#include<iostream>
#include<string.h>
using namespace std;
class Student{
int age;
public:
char *name;
Student(int age,char *name){
this->age = age;
this->name = new char[strlen(name) + 1];
strcpy(this->name,name);
}
void display(){
cout<<this->age<<" "<<this->name<<endl;
}
};
int main(){
char name[] = "abcd";
Student s1(20,name);
Student s2(s1);
s2.name[0] = 'e';
//s2.name = "abdd";
cout<<&name<<endl;
cout<<&s1.name<<endl;
cout<<&s2.name<<endl;
s1.display();
s2.display();
}
OUTPUT :-
0x61ff0b
0x61ff04
0x61fefc
20 ebcd
20 ebcd
Why the addresses of s1.name and s2.name are different and still changes in s2.name is affecting s1.name??

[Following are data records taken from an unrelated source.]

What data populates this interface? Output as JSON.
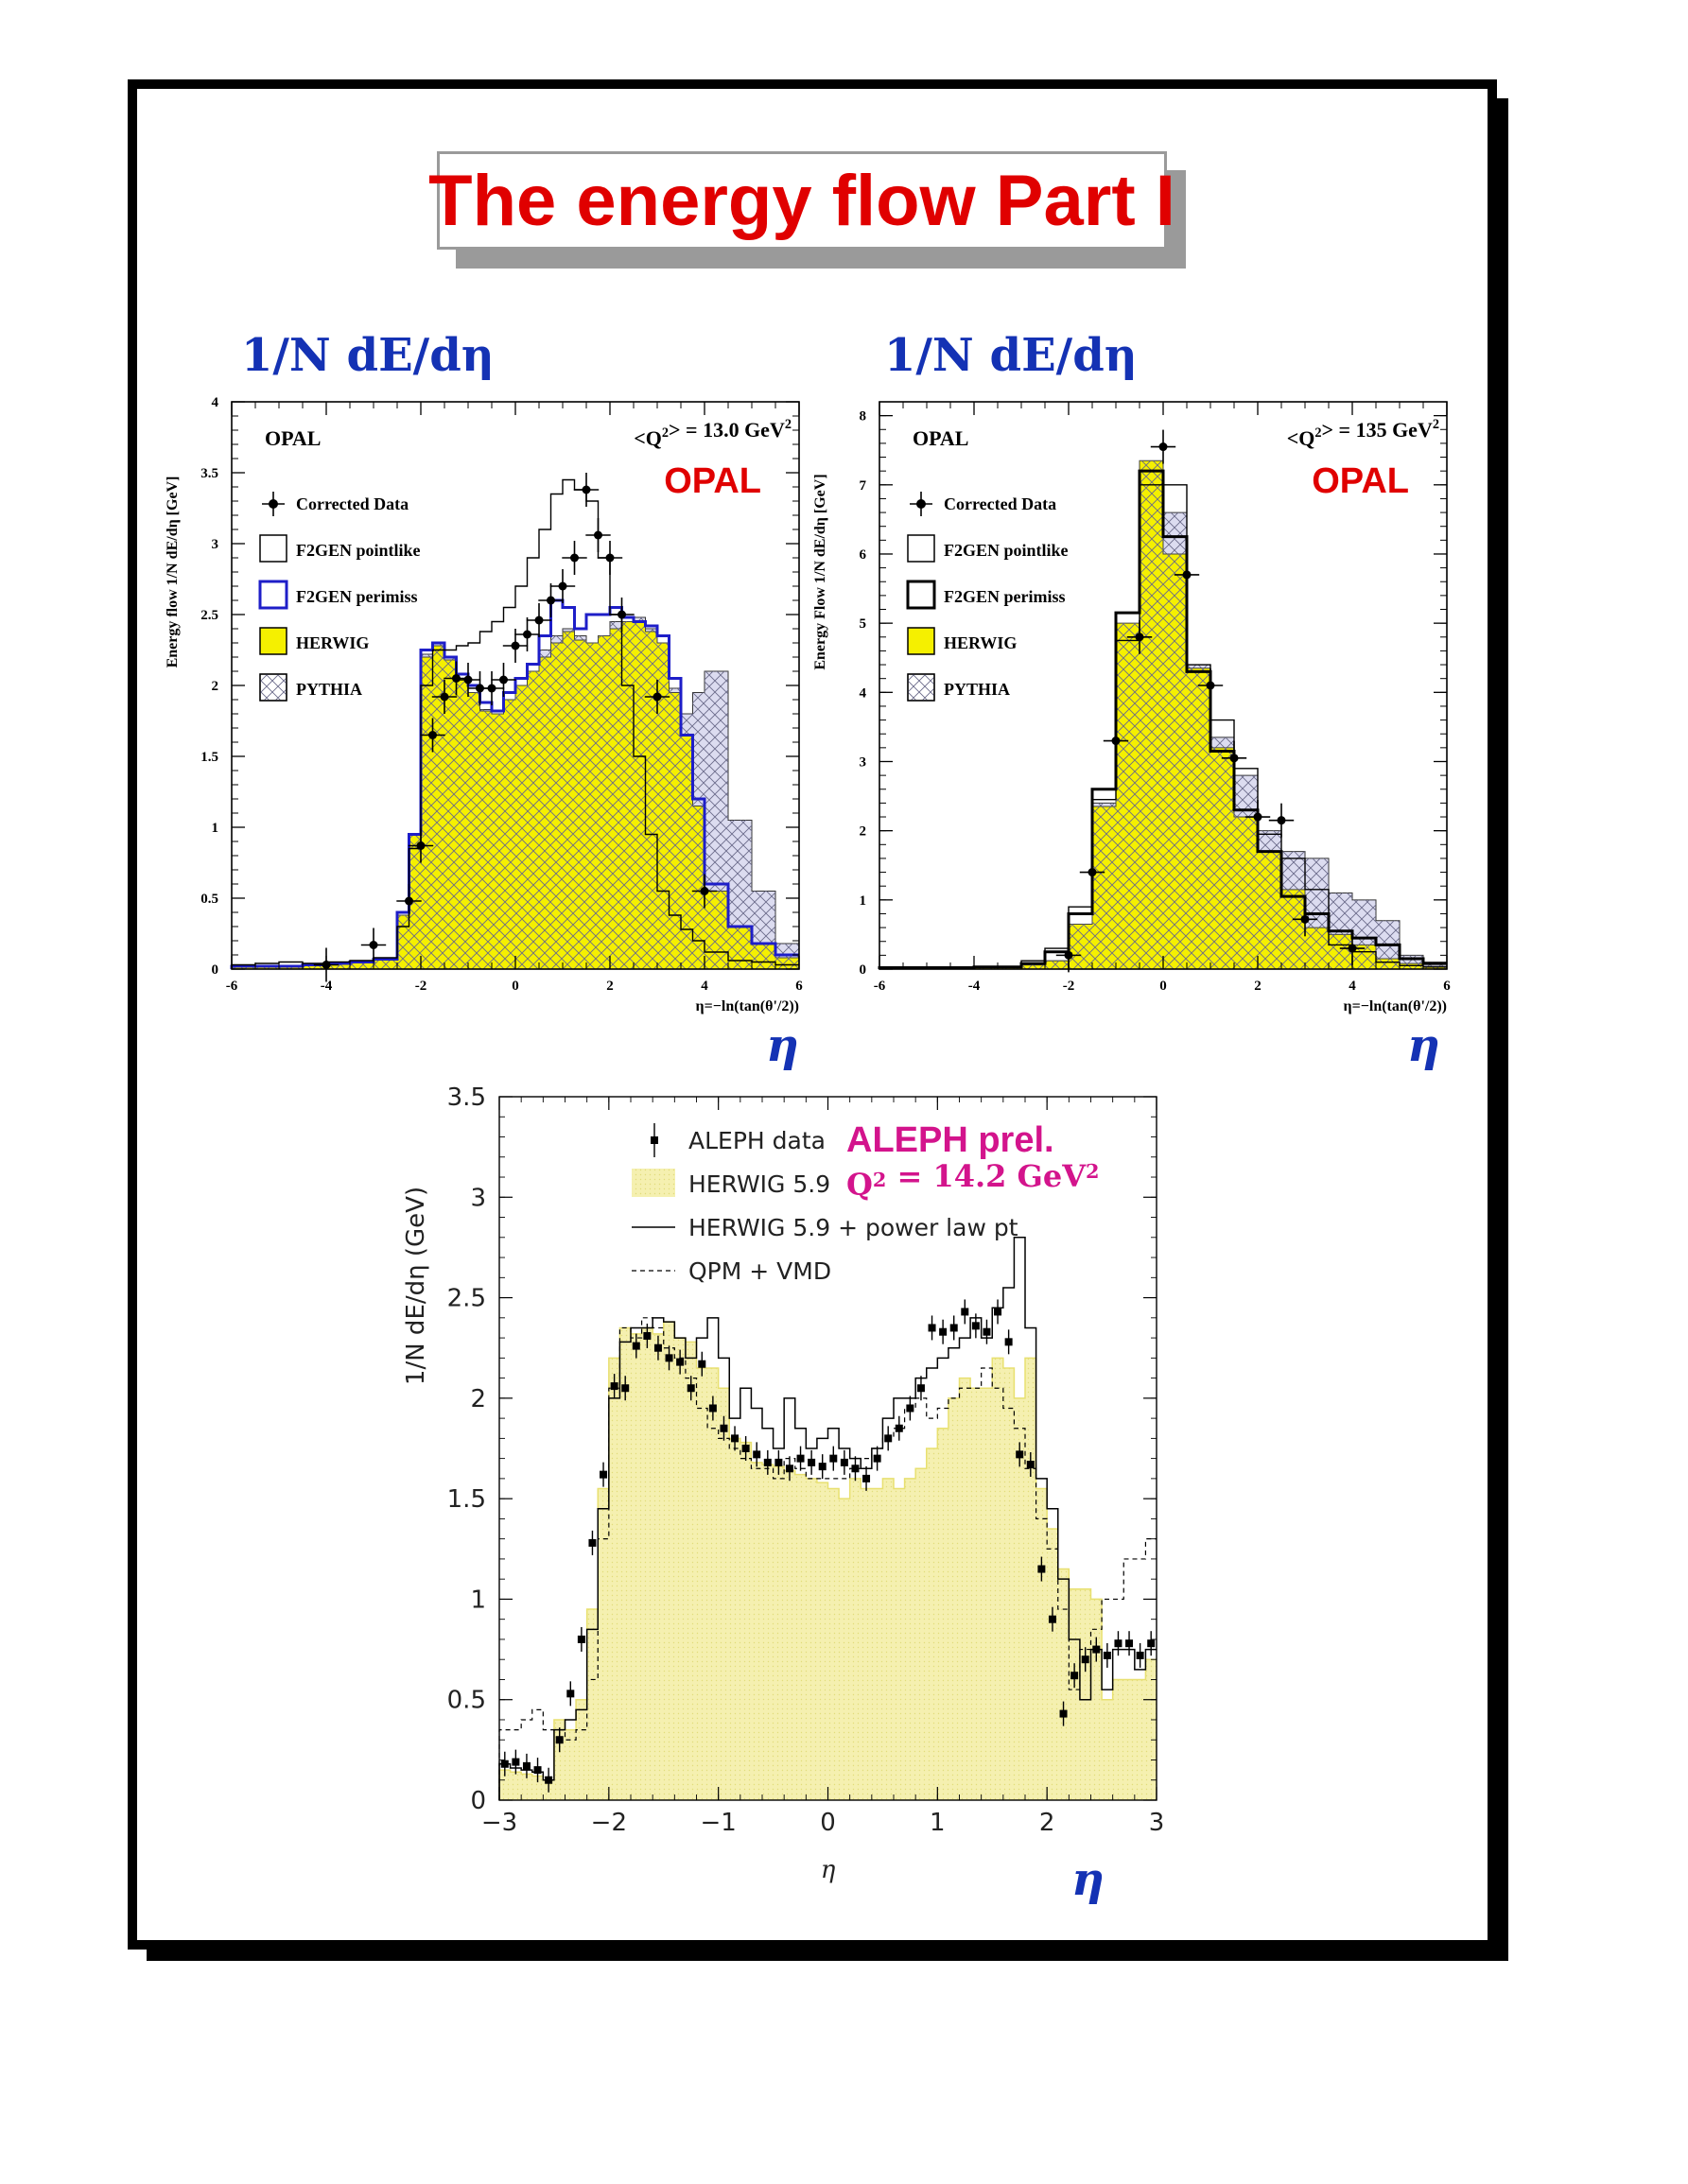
{
  "title": "The energy flow Part I",
  "headings": {
    "left": "1/N dE/dη",
    "right": "1/N dE/dη"
  },
  "eta_labels": [
    "η",
    "η",
    "η"
  ],
  "colors": {
    "title_red": "#e00000",
    "heading_blue": "#1432b4",
    "herwig_yellow": "#f5f000",
    "aleph_yellow": "#f5f0b0",
    "aleph_magenta": "#d3148c",
    "opal_red": "#e00000",
    "perimiss_blue": "#1e1ec8"
  },
  "chart_data": [
    {
      "type": "line",
      "experiment": "OPAL",
      "logo": "OPAL",
      "q2_label": "<Q²> = 13.0 GeV²",
      "xlabel": "η=−ln(tan(θ'/2))",
      "ylabel": "Energy flow   1/N dE/dη  [GeV]",
      "xlim": [
        -6,
        6
      ],
      "ylim": [
        0,
        4
      ],
      "xticks": [
        "-6",
        "-4",
        "-2",
        "0",
        "2",
        "4",
        "6"
      ],
      "yticks": [
        "0",
        "0.5",
        "1",
        "1.5",
        "2",
        "2.5",
        "3",
        "3.5",
        "4"
      ],
      "legend": [
        "Corrected Data",
        "F2GEN pointlike",
        "F2GEN perimiss",
        "HERWIG",
        "PYTHIA"
      ],
      "bin_edges": [
        -6.0,
        -5.5,
        -5.0,
        -4.5,
        -4.0,
        -3.5,
        -3.0,
        -2.5,
        -2.25,
        -2.0,
        -1.75,
        -1.5,
        -1.25,
        -1.0,
        -0.75,
        -0.5,
        -0.25,
        0.0,
        0.25,
        0.5,
        0.75,
        1.0,
        1.25,
        1.5,
        1.75,
        2.0,
        2.25,
        2.5,
        2.75,
        3.0,
        3.25,
        3.5,
        3.75,
        4.0,
        4.5,
        5.0,
        5.5,
        6.0
      ],
      "series": [
        {
          "name": "HERWIG",
          "values": [
            0.02,
            0.02,
            0.02,
            0.03,
            0.04,
            0.05,
            0.07,
            0.38,
            0.95,
            2.2,
            2.28,
            2.18,
            2.05,
            1.95,
            1.82,
            1.8,
            1.9,
            2.0,
            2.1,
            2.2,
            2.3,
            2.38,
            2.32,
            2.3,
            2.35,
            2.4,
            2.45,
            2.45,
            2.38,
            2.3,
            1.95,
            1.65,
            1.15,
            0.55,
            0.3,
            0.18,
            0.08
          ]
        },
        {
          "name": "PYTHIA",
          "values": [
            0.02,
            0.02,
            0.02,
            0.03,
            0.04,
            0.05,
            0.07,
            0.38,
            0.95,
            2.22,
            2.3,
            2.2,
            2.05,
            1.95,
            1.83,
            1.8,
            1.9,
            2.0,
            2.1,
            2.25,
            2.35,
            2.4,
            2.35,
            2.3,
            2.35,
            2.45,
            2.45,
            2.48,
            2.4,
            2.3,
            1.98,
            1.8,
            1.95,
            2.1,
            1.05,
            0.55,
            0.18
          ]
        },
        {
          "name": "F2GEN perimiss",
          "values": [
            0.02,
            0.02,
            0.02,
            0.03,
            0.04,
            0.05,
            0.07,
            0.4,
            0.95,
            2.25,
            2.3,
            2.2,
            2.08,
            2.0,
            1.88,
            1.82,
            1.95,
            2.05,
            2.15,
            2.35,
            2.6,
            2.55,
            2.4,
            2.5,
            2.5,
            2.55,
            2.48,
            2.45,
            2.42,
            2.35,
            2.05,
            1.65,
            1.2,
            0.6,
            0.3,
            0.18,
            0.1
          ]
        },
        {
          "name": "F2GEN pointlike",
          "values": [
            0.03,
            0.04,
            0.05,
            0.04,
            0.05,
            0.06,
            0.08,
            0.3,
            0.85,
            2.0,
            2.25,
            2.25,
            2.28,
            2.3,
            2.38,
            2.45,
            2.55,
            2.7,
            2.9,
            3.1,
            3.35,
            3.45,
            3.38,
            3.3,
            2.9,
            2.5,
            2.0,
            1.5,
            0.95,
            0.55,
            0.38,
            0.28,
            0.2,
            0.12,
            0.06,
            0.05,
            0.03
          ]
        }
      ],
      "data_points": {
        "name": "Corrected Data",
        "x": [
          -4.0,
          -3.0,
          -2.25,
          -2.0,
          -1.75,
          -1.5,
          -1.25,
          -1.0,
          -0.75,
          -0.5,
          -0.25,
          0.0,
          0.25,
          0.5,
          0.75,
          1.0,
          1.25,
          1.5,
          1.75,
          2.0,
          2.25,
          3.0,
          4.0
        ],
        "y": [
          0.03,
          0.17,
          0.48,
          0.87,
          1.65,
          1.92,
          2.05,
          2.04,
          1.98,
          1.98,
          2.04,
          2.28,
          2.36,
          2.46,
          2.6,
          2.7,
          2.9,
          3.38,
          3.06,
          2.9,
          2.5,
          1.92,
          0.55
        ]
      }
    },
    {
      "type": "line",
      "experiment": "OPAL",
      "logo": "OPAL",
      "q2_label": "<Q²> = 135 GeV²",
      "xlabel": "η=−ln(tan(θ'/2))",
      "ylabel": "Energy Flow   1/N dE/dη  [GeV]",
      "xlim": [
        -6,
        6
      ],
      "ylim": [
        0,
        8.2
      ],
      "xticks": [
        "-6",
        "-4",
        "-2",
        "0",
        "2",
        "4",
        "6"
      ],
      "yticks": [
        "0",
        "1",
        "2",
        "3",
        "4",
        "5",
        "6",
        "7",
        "8"
      ],
      "legend": [
        "Corrected Data",
        "F2GEN pointlike",
        "F2GEN perimiss",
        "HERWIG",
        "PYTHIA"
      ],
      "bin_edges": [
        -6.0,
        -5.0,
        -4.0,
        -3.0,
        -2.5,
        -2.0,
        -1.5,
        -1.0,
        -0.5,
        0.0,
        0.5,
        1.0,
        1.5,
        2.0,
        2.5,
        3.0,
        3.5,
        4.0,
        4.5,
        5.0,
        5.5,
        6.0
      ],
      "series": [
        {
          "name": "HERWIG",
          "values": [
            0.02,
            0.02,
            0.03,
            0.06,
            0.12,
            0.65,
            2.35,
            5.0,
            7.35,
            6.0,
            4.35,
            3.2,
            2.2,
            1.7,
            1.15,
            0.6,
            0.5,
            0.35,
            0.15,
            0.08,
            0.04
          ]
        },
        {
          "name": "PYTHIA",
          "values": [
            0.02,
            0.02,
            0.03,
            0.06,
            0.12,
            0.6,
            2.4,
            4.95,
            7.2,
            6.6,
            4.4,
            3.35,
            2.8,
            2.0,
            1.7,
            1.6,
            1.1,
            1.0,
            0.7,
            0.2,
            0.1
          ]
        },
        {
          "name": "F2GEN perimiss",
          "values": [
            0.02,
            0.02,
            0.03,
            0.08,
            0.25,
            0.8,
            2.6,
            5.15,
            7.2,
            6.25,
            4.3,
            3.15,
            2.3,
            1.7,
            1.05,
            0.8,
            0.55,
            0.45,
            0.35,
            0.15,
            0.08
          ]
        },
        {
          "name": "F2GEN pointlike",
          "values": [
            0.02,
            0.02,
            0.03,
            0.12,
            0.3,
            0.9,
            2.45,
            4.75,
            7.0,
            7.0,
            4.4,
            3.6,
            2.9,
            1.95,
            1.6,
            1.15,
            0.35,
            0.25,
            0.1,
            0.05,
            0.03
          ]
        }
      ],
      "data_points": {
        "name": "Corrected Data",
        "x": [
          -2.0,
          -1.5,
          -1.0,
          -0.5,
          0.0,
          0.5,
          1.0,
          1.5,
          2.0,
          2.5,
          3.0,
          4.0
        ],
        "y": [
          0.2,
          1.4,
          3.3,
          4.8,
          7.55,
          5.7,
          4.1,
          3.05,
          2.2,
          2.15,
          0.72,
          0.3
        ]
      }
    },
    {
      "type": "line",
      "experiment": "ALEPH",
      "logo": "ALEPH prel.",
      "q2_label": "Q² = 14.2 GeV²",
      "xlabel": "η",
      "ylabel": "1/N dE/dη (GeV)",
      "xlim": [
        -3,
        3
      ],
      "ylim": [
        0,
        3.5
      ],
      "xticks": [
        "−3",
        "−2",
        "−1",
        "0",
        "1",
        "2",
        "3"
      ],
      "yticks": [
        "0",
        "0.5",
        "1",
        "1.5",
        "2",
        "2.5",
        "3",
        "3.5"
      ],
      "legend": [
        "ALEPH data",
        "HERWIG 5.9",
        "HERWIG 5.9 + power law pt",
        "QPM + VMD"
      ],
      "bin_edges": [
        -3.0,
        -2.9,
        -2.8,
        -2.7,
        -2.6,
        -2.5,
        -2.4,
        -2.3,
        -2.2,
        -2.1,
        -2.0,
        -1.9,
        -1.8,
        -1.7,
        -1.6,
        -1.5,
        -1.4,
        -1.3,
        -1.2,
        -1.1,
        -1.0,
        -0.9,
        -0.8,
        -0.7,
        -0.6,
        -0.5,
        -0.4,
        -0.3,
        -0.2,
        -0.1,
        0.0,
        0.1,
        0.2,
        0.3,
        0.4,
        0.5,
        0.6,
        0.7,
        0.8,
        0.9,
        1.0,
        1.1,
        1.2,
        1.3,
        1.4,
        1.5,
        1.6,
        1.7,
        1.8,
        1.9,
        2.0,
        2.1,
        2.2,
        2.3,
        2.4,
        2.5,
        2.6,
        2.7,
        2.8,
        2.9,
        3.0
      ],
      "series": [
        {
          "name": "HERWIG 5.9",
          "values": [
            0.15,
            0.14,
            0.13,
            0.12,
            0.1,
            0.4,
            0.35,
            0.5,
            0.95,
            1.55,
            2.2,
            2.35,
            2.32,
            2.35,
            2.32,
            2.38,
            2.3,
            2.28,
            2.15,
            2.15,
            2.05,
            1.8,
            1.78,
            1.68,
            1.67,
            1.66,
            1.64,
            1.62,
            1.6,
            1.58,
            1.55,
            1.5,
            1.6,
            1.55,
            1.55,
            1.6,
            1.55,
            1.6,
            1.65,
            1.75,
            1.85,
            2.0,
            2.1,
            2.05,
            2.05,
            2.2,
            2.15,
            2.0,
            2.2,
            1.55,
            1.35,
            1.15,
            1.05,
            1.05,
            1.0,
            0.5,
            0.6,
            0.6,
            0.6,
            0.7
          ]
        },
        {
          "name": "HERWIG 5.9 + power law pt",
          "values": [
            0.18,
            0.16,
            0.15,
            0.14,
            0.1,
            0.35,
            0.4,
            0.45,
            0.85,
            1.45,
            2.0,
            2.28,
            2.35,
            2.35,
            2.4,
            2.38,
            2.3,
            2.2,
            2.3,
            2.4,
            2.2,
            1.9,
            2.05,
            1.95,
            1.85,
            1.75,
            2.0,
            1.85,
            1.75,
            1.8,
            1.85,
            1.75,
            1.7,
            1.65,
            1.75,
            1.9,
            2.0,
            2.0,
            2.1,
            2.15,
            2.2,
            2.25,
            2.3,
            2.4,
            2.3,
            2.45,
            2.55,
            2.8,
            2.35,
            1.6,
            1.45,
            1.1,
            0.8,
            0.5,
            0.75,
            0.55,
            0.75,
            0.75,
            0.65,
            0.75
          ]
        },
        {
          "name": "QPM + VMD",
          "values": [
            0.35,
            0.35,
            0.4,
            0.45,
            0.35,
            0.35,
            0.3,
            0.35,
            0.6,
            1.3,
            2.05,
            2.35,
            2.3,
            2.4,
            2.35,
            2.25,
            2.2,
            2.1,
            1.95,
            1.85,
            1.8,
            1.75,
            1.7,
            1.65,
            1.65,
            1.6,
            1.7,
            1.65,
            1.6,
            1.6,
            1.6,
            1.6,
            1.65,
            1.7,
            1.75,
            1.8,
            1.85,
            1.95,
            2.0,
            1.9,
            1.95,
            2.0,
            2.05,
            2.05,
            2.15,
            2.05,
            1.95,
            1.85,
            1.65,
            1.4,
            1.25,
            0.95,
            0.55,
            0.75,
            0.85,
            1.0,
            1.0,
            1.2,
            1.2,
            1.3
          ]
        }
      ],
      "data_points": {
        "name": "ALEPH data",
        "x": [
          -2.95,
          -2.85,
          -2.75,
          -2.65,
          -2.55,
          -2.45,
          -2.35,
          -2.25,
          -2.15,
          -2.05,
          -1.95,
          -1.85,
          -1.75,
          -1.65,
          -1.55,
          -1.45,
          -1.35,
          -1.25,
          -1.15,
          -1.05,
          -0.95,
          -0.85,
          -0.75,
          -0.65,
          -0.55,
          -0.45,
          -0.35,
          -0.25,
          -0.15,
          -0.05,
          0.05,
          0.15,
          0.25,
          0.35,
          0.45,
          0.55,
          0.65,
          0.75,
          0.85,
          0.95,
          1.05,
          1.15,
          1.25,
          1.35,
          1.45,
          1.55,
          1.65,
          1.75,
          1.85,
          1.95,
          2.05,
          2.15,
          2.25,
          2.35,
          2.45,
          2.55,
          2.65,
          2.75,
          2.85,
          2.95
        ],
        "y": [
          0.18,
          0.19,
          0.17,
          0.15,
          0.1,
          0.3,
          0.53,
          0.8,
          1.28,
          1.62,
          2.06,
          2.05,
          2.26,
          2.31,
          2.25,
          2.2,
          2.18,
          2.05,
          2.17,
          1.95,
          1.85,
          1.8,
          1.75,
          1.72,
          1.68,
          1.68,
          1.65,
          1.7,
          1.68,
          1.66,
          1.7,
          1.68,
          1.65,
          1.6,
          1.7,
          1.8,
          1.85,
          1.95,
          2.05,
          2.35,
          2.33,
          2.35,
          2.43,
          2.36,
          2.33,
          2.43,
          2.28,
          1.72,
          1.67,
          1.15,
          0.9,
          0.43,
          0.62,
          0.7,
          0.75,
          0.72,
          0.78,
          0.78,
          0.72,
          0.78
        ]
      }
    }
  ]
}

You're printing the address of the pointer variable rather than the value of the pointer itself.
We can simplify your example to:
char name1[] = "abcd";
char* name2 = name1;
std::cout << &name1 << "\n";
std::cout << &name2 << "\n";
This will print two different addresses of the two different variables but we still only have one array.
If you want to print the address of the array you need to cast to void* as the stream operator deliberately prints the contents of the null terminated string when passed a char*:
std::cout << static_cast<void*>(name1) << "\n";
std::cout << static_cast<void*>(name2) << "\n";
To fix your code you'll need to implement a copy constructor, assignment operator and destructor, see What is The Rule of Three? or more simply just use std::string which does all of that for you.